Irish Council of Churches. Irish Inter-Church Meeting

Truth and Justice in the Reconciliation Process

Dr Fergus O’Ferrall

Date

Tags

Category

Blog

© https://www.flickr.com/photos/korephotos

In the fourth of a series of blog articles, Dr Fergus O’Ferrall makes the case for a new and fundamental ecumenical reformation in, and by, our Churches focused on concepts such as reconciliation, forgiveness, justice, peace and human flourishing as we seek to break the bondage to the past and to create hope for a shared and flourishing future.

Volf emphasises the importance of truth–telling as we seek to remember the past rightly. He states that the proper goal of memory should be reconciliation. He claims that remembering wrongs suffered, if done rightly, will ultimately result in a positive form of ‘non–remembrance’ of the wrong–doing: that is in offering the grace and love of God which heals relationships to such an extent that the former wrongs come to lack the emotional fuel to keep enflaming toxic relationships– they no longer come to mind in that form. Volf is, in effect, asking Christians the key question: what kind of selves do we need to be in order to live in harmony with others? If the Irish Churches do the hard work of new theological reflection together then, I believe, they will be best equipped to foster the kind of discipleship in which Christian disciples become capable of envisioning and creating just, truthful and flourishing societies. For such disciples the imperative is the will to give ourselves to the ‘other’, to be prepared to welcome and be hospitable to the ‘other’– this will involve a preparedness to adjust, enrich and to grow in our own identities as we make space for, and learn from the ‘other’.

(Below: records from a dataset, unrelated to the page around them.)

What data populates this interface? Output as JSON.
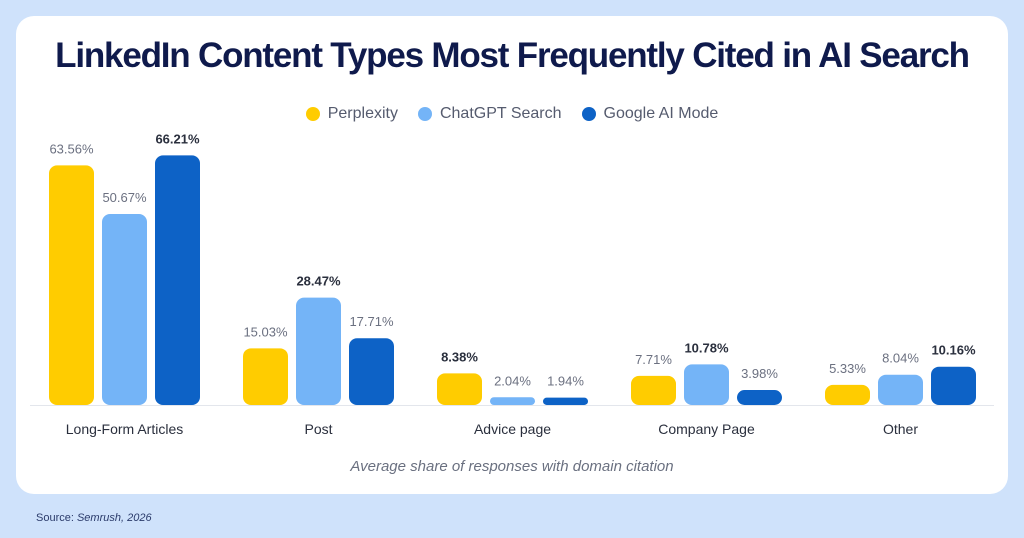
{
  "title": "LinkedIn Content Types Most Frequently Cited in AI Search",
  "caption": "Average share of responses with domain citation",
  "source": {
    "label": "Source: ",
    "publisher": "Semrush, 2026"
  },
  "colors": {
    "Perplexity": "#ffcc00",
    "ChatGPT Search": "#74b4f7",
    "Google AI Mode": "#0d62c6"
  },
  "chart_data": {
    "type": "bar",
    "title": "LinkedIn Content Types Most Frequently Cited in AI Search",
    "xlabel": "Average share of responses with domain citation",
    "ylabel": "",
    "legend_position": "top-center",
    "grid": false,
    "ylim": [
      0,
      70
    ],
    "categories": [
      "Long-Form Articles",
      "Post",
      "Advice page",
      "Company Page",
      "Other"
    ],
    "series": [
      {
        "name": "Perplexity",
        "values": [
          63.56,
          15.03,
          8.38,
          7.71,
          5.33
        ],
        "labels": [
          "63.56%",
          "15.03%",
          "8.38%",
          "7.71%",
          "5.33%"
        ]
      },
      {
        "name": "ChatGPT Search",
        "values": [
          50.67,
          28.47,
          2.04,
          10.78,
          8.04
        ],
        "labels": [
          "50.67%",
          "28.47%",
          "2.04%",
          "10.78%",
          "8.04%"
        ]
      },
      {
        "name": "Google AI Mode",
        "values": [
          66.21,
          17.71,
          1.94,
          3.98,
          10.16
        ],
        "labels": [
          "66.21%",
          "17.71%",
          "1.94%",
          "3.98%",
          "10.16%"
        ]
      }
    ],
    "emphasized_labels": [
      "66.21%",
      "28.47%",
      "8.38%",
      "10.78%",
      "10.16%"
    ]
  }
}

The ‘truth’ and ‘justice’ that we so much seek are unavailable outside this will to embrace the other. ‘Embrace’, in the sense of full reconciliation, depends upon truth–telling and acknowledgement of wrong–doing: if our Churches – who are called to be the agents of reconciliation– remain so embedded and committed to their own community’s culture, which has led to such violence in the past, they will remain accomplices to any future strife. As Volf reminds us, coming to understand that other cultures are not a threat “to the pristine purity of our cultural identity, but a potential source of its enrichment” is vital. Volf notes that indifference and unconcern for the fate of the ‘other’ is often more deadly than hate. The implications of this in Ireland are profound: Protestant, Unionist, or British cultures and Catholic, Nationalist, or Irish cultures are not inherently threats to each other but potential sources of enrichment, creativity and global outreach from this island. Plural identities, including a European cultural identity, is the way to transcend our divided past. This enrichment might be explored in many ways not least in our poetry of Ulster with marvellous poets such as John Hewitt, Seamus Heaney and Louis MacNeice.

I think MacNeice’s epiphany is one we must seek to share: in his poem ‘Snow’ we find these lines:

“World is crazier and more of it than we think,

Incorrigibly plural. I peel and portion

A tangerine and spit the pips and feel

The drunkenness of things being various.” 

 We must appreciate, I believe, that no one community or group is innocent in regards to our toxic past and certainly not our Churches: 

Under the conditions of pervasive non–innocence, the work of reconciliation should proceed under the assumption that, though the behaviour of a person may be judged as deplorable, even demonic, no one should ever be excluded from the will to embrace, because, at the deepest level, the relationship to others does not rest on their moral performance and therefore cannot be undone by the lack of it.

(Exclusion and Embrace, p.85).

Can we, as Irish Christians, accept Volf’s thesis that God’s reception of hostile humanity in divine reconciliation and communion is a model for how human beings should relate to each other?

 Christian loyalty is to our Lord Jesus Christ and His Mission. Our Christian obligation now is to call for truth speaking in our Churches and in public affairs; to call for a fresh approach to the governance of Northern Ireland and its relationship with the Republic of Ireland. We do need to discuss frankly how we disarm the politically motivated crimes from 1969 in respect of them compromising a new and shared future. It will not, of course, be universally popular to speak the truth as we see it but the truth must be faced however if a better future is to be shared by all on this island. We believe that Christians must offer genuine hope for the future by seeking to break the bondage to the past which is preventing a flourishing future for all people on this island.

 

These posts are based on an address delivered to the Omagh Churches’ Forum on 19th September 2018.